By R.R. RYAN (Ramble House; 1938/2013)

R.R. Ryan is a forgotten master of the macabre. The author of several British publications that appeared in the 1930s and 40s (precious few copies of which survive), Ryan only truly rose to prominence in the 1980s, with the appearance of Karl Edward Wagner’s contributions to the Twilight Zone Magazine’s fabled “Fantasy Five-Foot Bookshelf.” In his listings Wagner singled out three of Ryan’s books, ECHO OF A CURSE, FREAK MUSEUM and the present novel--which took another three decades to see print, courtesy of the ever-eclectic Ramble House.

     Since the appearance of Wagner’s write-up much ink has been spilled by Ramsey Campbell and others about the true identity of R.R. Ryan, a mystery John Pelan, in his introduction to the present book, claims to have solved. According to Pelan “R.R. Ryan” was actually Denice Jeanette Bradley-Ryan, the daughter of a successful playwright. THE SUBJUGATED BEAST is said to be Ryan’s most overtly sadistic novel, and seeing as how Ryan is (in Pelan’s words) the “Godmother of Splatterpunk,” that claim is not to be taken lightly.

     It’s about Curl, a young woman who as a condition of her inheritance is obliged to live with her mad scientist uncle Paul. The other major catalyst for Curl’s move into her uncle’s house is the sudden death of her mother, which occurs, curiously enough, a week after Uncle Paul shows up at their house for a visit.
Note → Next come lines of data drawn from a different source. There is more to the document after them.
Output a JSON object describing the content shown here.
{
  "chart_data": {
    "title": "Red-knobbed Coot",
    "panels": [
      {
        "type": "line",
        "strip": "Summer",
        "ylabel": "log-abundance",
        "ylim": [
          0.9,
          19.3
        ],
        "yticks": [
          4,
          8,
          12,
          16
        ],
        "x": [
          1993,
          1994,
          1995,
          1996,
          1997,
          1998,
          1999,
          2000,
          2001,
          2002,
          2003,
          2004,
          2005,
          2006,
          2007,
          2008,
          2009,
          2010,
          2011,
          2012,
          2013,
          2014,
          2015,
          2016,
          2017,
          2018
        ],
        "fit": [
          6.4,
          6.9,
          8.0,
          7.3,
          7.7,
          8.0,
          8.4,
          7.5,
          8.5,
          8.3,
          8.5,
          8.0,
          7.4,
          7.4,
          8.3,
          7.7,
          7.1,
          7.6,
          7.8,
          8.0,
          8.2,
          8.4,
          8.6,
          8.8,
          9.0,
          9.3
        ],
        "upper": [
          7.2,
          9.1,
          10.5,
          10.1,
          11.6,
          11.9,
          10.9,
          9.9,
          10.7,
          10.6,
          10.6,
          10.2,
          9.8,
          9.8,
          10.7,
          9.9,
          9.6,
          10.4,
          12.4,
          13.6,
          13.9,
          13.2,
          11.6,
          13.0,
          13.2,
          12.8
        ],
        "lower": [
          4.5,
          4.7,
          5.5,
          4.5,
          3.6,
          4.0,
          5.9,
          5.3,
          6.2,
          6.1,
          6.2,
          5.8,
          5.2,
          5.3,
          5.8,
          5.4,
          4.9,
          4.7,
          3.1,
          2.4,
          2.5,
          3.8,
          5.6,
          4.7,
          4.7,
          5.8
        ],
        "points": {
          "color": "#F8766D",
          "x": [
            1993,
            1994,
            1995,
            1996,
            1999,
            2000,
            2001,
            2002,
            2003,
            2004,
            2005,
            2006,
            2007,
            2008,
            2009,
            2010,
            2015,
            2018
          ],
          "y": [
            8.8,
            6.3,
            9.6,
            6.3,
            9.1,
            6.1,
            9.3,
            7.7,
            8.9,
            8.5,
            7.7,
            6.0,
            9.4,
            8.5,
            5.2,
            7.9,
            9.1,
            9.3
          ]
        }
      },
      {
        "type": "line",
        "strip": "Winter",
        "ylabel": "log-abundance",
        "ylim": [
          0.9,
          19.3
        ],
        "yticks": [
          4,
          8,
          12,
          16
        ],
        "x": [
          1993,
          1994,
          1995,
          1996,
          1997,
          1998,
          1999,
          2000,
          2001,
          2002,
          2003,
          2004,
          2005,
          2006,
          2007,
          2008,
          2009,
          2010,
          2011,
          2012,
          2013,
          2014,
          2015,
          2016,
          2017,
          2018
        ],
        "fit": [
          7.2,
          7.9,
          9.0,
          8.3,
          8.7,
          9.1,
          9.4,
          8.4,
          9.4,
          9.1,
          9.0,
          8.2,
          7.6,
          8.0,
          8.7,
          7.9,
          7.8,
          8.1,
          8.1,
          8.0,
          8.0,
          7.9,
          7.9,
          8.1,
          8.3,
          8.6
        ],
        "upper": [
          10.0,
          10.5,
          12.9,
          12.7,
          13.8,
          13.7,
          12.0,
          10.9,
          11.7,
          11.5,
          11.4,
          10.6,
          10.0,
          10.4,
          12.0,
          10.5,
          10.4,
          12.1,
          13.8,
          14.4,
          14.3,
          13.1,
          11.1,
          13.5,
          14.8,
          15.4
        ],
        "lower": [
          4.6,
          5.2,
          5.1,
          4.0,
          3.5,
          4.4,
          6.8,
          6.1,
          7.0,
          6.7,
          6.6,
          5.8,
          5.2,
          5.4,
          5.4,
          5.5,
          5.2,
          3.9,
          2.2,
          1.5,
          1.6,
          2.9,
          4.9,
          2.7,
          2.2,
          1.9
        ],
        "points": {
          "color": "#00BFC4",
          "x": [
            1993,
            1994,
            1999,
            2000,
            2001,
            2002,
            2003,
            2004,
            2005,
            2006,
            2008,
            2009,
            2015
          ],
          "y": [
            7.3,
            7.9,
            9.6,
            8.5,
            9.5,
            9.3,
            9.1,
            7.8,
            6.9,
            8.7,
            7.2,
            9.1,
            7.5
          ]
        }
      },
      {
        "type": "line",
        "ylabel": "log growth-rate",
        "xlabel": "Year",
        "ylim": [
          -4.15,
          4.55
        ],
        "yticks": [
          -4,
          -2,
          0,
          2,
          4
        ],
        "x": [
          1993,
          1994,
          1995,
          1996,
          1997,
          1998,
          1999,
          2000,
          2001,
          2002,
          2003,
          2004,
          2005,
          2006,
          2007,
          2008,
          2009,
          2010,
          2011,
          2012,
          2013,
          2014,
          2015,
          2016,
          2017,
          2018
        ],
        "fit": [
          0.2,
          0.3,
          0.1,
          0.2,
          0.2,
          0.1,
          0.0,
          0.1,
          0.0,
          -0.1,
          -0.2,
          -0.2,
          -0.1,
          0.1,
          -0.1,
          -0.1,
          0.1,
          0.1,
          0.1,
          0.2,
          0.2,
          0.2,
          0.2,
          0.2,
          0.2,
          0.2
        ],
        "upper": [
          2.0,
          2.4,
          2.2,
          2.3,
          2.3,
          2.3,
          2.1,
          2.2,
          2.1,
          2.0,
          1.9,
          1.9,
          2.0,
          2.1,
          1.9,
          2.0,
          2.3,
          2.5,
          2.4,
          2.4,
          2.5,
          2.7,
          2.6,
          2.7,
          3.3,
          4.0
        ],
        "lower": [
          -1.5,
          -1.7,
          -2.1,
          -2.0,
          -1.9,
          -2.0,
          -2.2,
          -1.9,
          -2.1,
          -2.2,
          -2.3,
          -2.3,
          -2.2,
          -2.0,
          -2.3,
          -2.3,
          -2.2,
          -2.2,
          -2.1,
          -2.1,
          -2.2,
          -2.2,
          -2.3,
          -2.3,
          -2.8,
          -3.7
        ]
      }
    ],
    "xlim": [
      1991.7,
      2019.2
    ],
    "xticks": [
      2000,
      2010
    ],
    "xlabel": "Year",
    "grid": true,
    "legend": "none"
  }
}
     That’s the set-up for a story that starts out slowly but steadily gains in malevolent intensity, as Curl comes to suspect that her weird uncle is up to no good. Her suspicions are triggered by the condition of Uncle Paul’s residences, including the appropriately named Castle Grim and an even more forbidding abode in Wales (which comes complete with a cat named Satan) where Paul winds up together with Curl and her Aunt Beatrice.

     As for the latter, she exhibits a disturbing aloofness that seems bequeathed by Uncle Paul. It seems he has an interest in abnormal psychology, and is using Beatrice as a guinea pig in some unholy psychic experiment. Curl obviously isn’t happy in this atmosphere, but figures she can leave any time and is only staying to “protect” her aunt. But then one day Curl awakens to find her legs completely paralyzed, and so becomes a literal prisoner to her uncle’s sadistic whims--or more accurately those of her aunt, who under Paul’s demented tutelage appears to be developing into a much uglier version of herself. As Curl concludes, her uncle “held aunt’s mind under a thrall as a snake a rabbit, as a spider his fly.”

     The above-quoted splatterpunk comparison may be a bit of a stretch, but there’s no denying the harsh, sadistic charge of this book. The buildup of suspense is expertly handled, and culminates in a stunningly bloody climax. The specter of the supernatural is breached throughout, but (as the final pages make clear) the true demons haunting this tale are those of sadism and insanity. Only a nauseatingly out-of-place happy ending mars the effect.